Il Discorso diventa a questo punto un trattato di letteratura
comparata, sviluppato come un albero genealogico, per categorie
oppositive. Quali le differenze tra gli antichi, cui vanno
assimilati gli italiani, e i moderni? “Nella fantasia di costoro
fa molto più caso qualche lampada mezzo morta fra i colonnati d’un
chieson gotico dipinta dal poeta, che non la luna su di un lago o in
un bosco; più l’eco e il rimbombo di un appartamento vasto e
solitario, che non il muggito de’ buoi per le valli; più qualche
processione o spettacolo o festa o altra opera di città, che non
messe o battitura o vendemmia o potagione o tagliatura di legne, o
pastura di greggi o d’armenti, o cura d’api o di fratte o di
fossi o di rivi o d’orti, o uccellagione o altra faccenda di
agricoltori o di pastori o di cacciatori; più lo stile corrotto e
cittadinesco e moderno, che non il semplice e primitivo”.

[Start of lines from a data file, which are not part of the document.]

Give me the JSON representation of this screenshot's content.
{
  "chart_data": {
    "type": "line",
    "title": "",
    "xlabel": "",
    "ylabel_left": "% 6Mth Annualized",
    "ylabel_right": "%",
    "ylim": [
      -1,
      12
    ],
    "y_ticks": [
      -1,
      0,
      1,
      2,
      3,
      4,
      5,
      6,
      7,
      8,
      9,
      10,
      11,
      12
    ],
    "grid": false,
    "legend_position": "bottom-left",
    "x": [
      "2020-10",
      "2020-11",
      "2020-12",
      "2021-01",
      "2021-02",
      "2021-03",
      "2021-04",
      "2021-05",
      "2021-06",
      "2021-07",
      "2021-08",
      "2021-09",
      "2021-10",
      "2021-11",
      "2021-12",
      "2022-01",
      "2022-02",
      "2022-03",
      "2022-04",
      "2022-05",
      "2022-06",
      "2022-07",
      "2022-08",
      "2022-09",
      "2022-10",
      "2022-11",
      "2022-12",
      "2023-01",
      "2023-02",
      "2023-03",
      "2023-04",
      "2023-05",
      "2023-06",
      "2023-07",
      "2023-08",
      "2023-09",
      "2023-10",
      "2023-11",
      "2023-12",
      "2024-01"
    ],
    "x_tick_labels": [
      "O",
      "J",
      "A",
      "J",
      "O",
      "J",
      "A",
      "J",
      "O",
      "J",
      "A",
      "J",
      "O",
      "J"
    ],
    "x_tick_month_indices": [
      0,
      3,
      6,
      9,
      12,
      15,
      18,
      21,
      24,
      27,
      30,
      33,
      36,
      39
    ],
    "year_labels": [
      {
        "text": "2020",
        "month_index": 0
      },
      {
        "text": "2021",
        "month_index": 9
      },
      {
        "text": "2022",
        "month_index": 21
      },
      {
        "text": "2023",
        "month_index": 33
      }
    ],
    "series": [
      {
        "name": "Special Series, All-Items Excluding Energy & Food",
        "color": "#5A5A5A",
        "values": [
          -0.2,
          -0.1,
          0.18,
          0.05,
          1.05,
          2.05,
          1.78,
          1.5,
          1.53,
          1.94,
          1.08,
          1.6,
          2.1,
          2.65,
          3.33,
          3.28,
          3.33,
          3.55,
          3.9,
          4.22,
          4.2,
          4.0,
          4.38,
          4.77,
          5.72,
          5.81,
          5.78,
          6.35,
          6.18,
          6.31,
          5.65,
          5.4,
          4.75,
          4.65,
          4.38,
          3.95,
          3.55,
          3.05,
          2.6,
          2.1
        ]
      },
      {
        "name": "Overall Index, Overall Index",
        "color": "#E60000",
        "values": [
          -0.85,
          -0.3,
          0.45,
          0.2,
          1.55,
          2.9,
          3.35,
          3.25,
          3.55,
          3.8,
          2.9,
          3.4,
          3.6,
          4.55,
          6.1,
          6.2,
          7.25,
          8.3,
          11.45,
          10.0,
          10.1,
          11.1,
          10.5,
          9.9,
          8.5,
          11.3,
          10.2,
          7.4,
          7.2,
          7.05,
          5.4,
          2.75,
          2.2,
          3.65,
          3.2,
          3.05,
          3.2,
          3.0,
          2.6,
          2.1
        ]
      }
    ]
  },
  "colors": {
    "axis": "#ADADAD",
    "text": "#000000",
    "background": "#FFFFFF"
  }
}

Nonostante il tono della polemica, sarà bene classificare, uno per
uno, gli esempi portati da Leopardi: la campagna come paesaggio
della natura e non la città, nata dalla civiltà e dalla storia. E
dentro quella cornice detemporalizzata, gli attori e i testimoni e
gli elementi: i contadini, i pastori, i cacciatori, la luna e le
greggi e il ruscello e il bosco. Esempi stilizzati di repertorio che
documentano la sua estrazione classica, ma così consustanziali alla
sua personalità e alla sua vocazione che, anche anni dopo, nella
verifica e nel filtro di una profonda trasformazione intellettuale e
sentimentale, daranno ancora l’impronta alla sua poesia, lungo il
filone idillico, sino al Canto notturno di un pastore errante
dell’Asia e al Tramonto della luna.
Il paradosso è che Leopardi, che noi oggi consideriamo un simbolo
della sensibilità romantica, si sovraespone in questa disputa sui
massimi sistemi letterari con un’opzione antimoderna. I moderni
non dispongono di scorciatoie, non sono più vicini alla meta,
semmai ne sono più lontani. Se bastassero i capricci della
modernità fine a se stessa, i marinisti con le loro “pazzie”

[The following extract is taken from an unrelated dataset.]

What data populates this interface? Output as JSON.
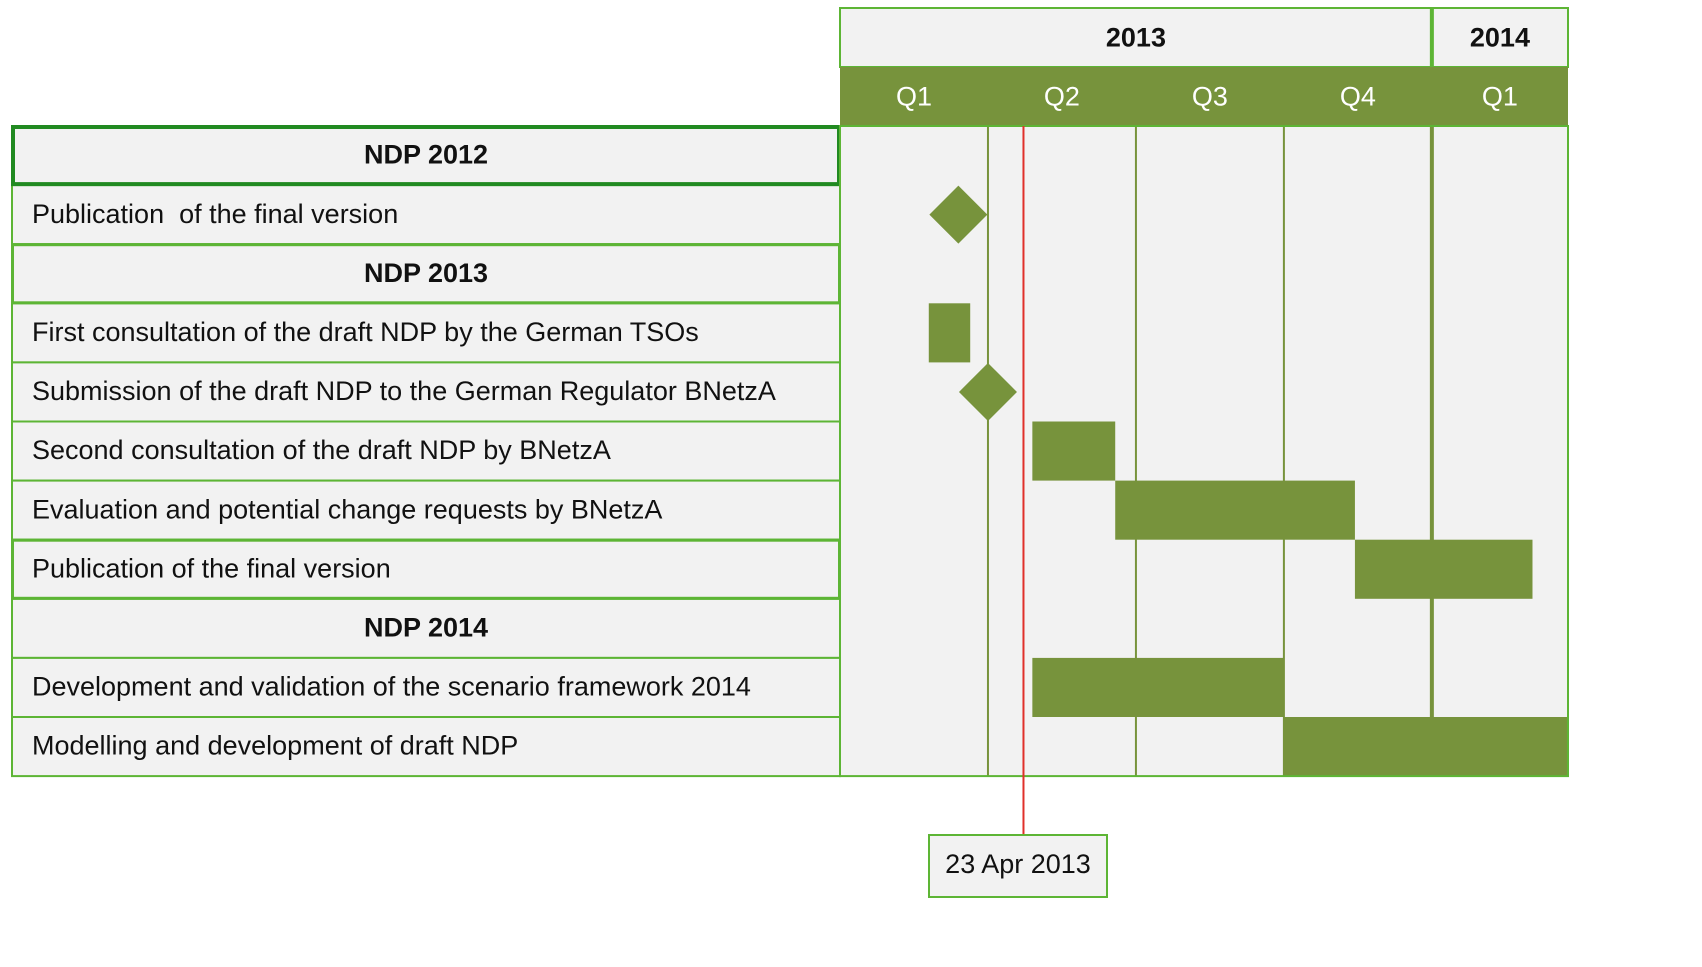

sarebbero da anteporre a Omero e a Virgilio; e Leopardi cita a
questo proposito i versi cervellotici di un Achillini e di un
Menzini, come prototipi di un cattivo gusto dentro un’illustre
tradizione da restaurare.
Ma è un paradosso più che altro apparente, in una crisi culturale
di vasta portata, che pone gravi problemi in una società i cui
punti di riferimento politici e sociali drammaticamente cambiano.
Leopardi da una parte scrive col Discorso una difesa della
poesia, contro quelli che gli sembrano i pericoli e l’imbarbarimento
delle coscienze, lungo la strada che gli si prospetta, e che gli
appare come la motivazione della sua vita; dall’altra, in questo
pronunciamento antimoderno, al di là delle schermaglie
argomentative anche datate, già collauda senza rendersene conto la
sua resistenza anticontemporanea, che è come dire la sua vocazione
inattuale, quella vocazione che lo porterà al Dialogo di
Tristano e di un amico e ai Paralipomeni.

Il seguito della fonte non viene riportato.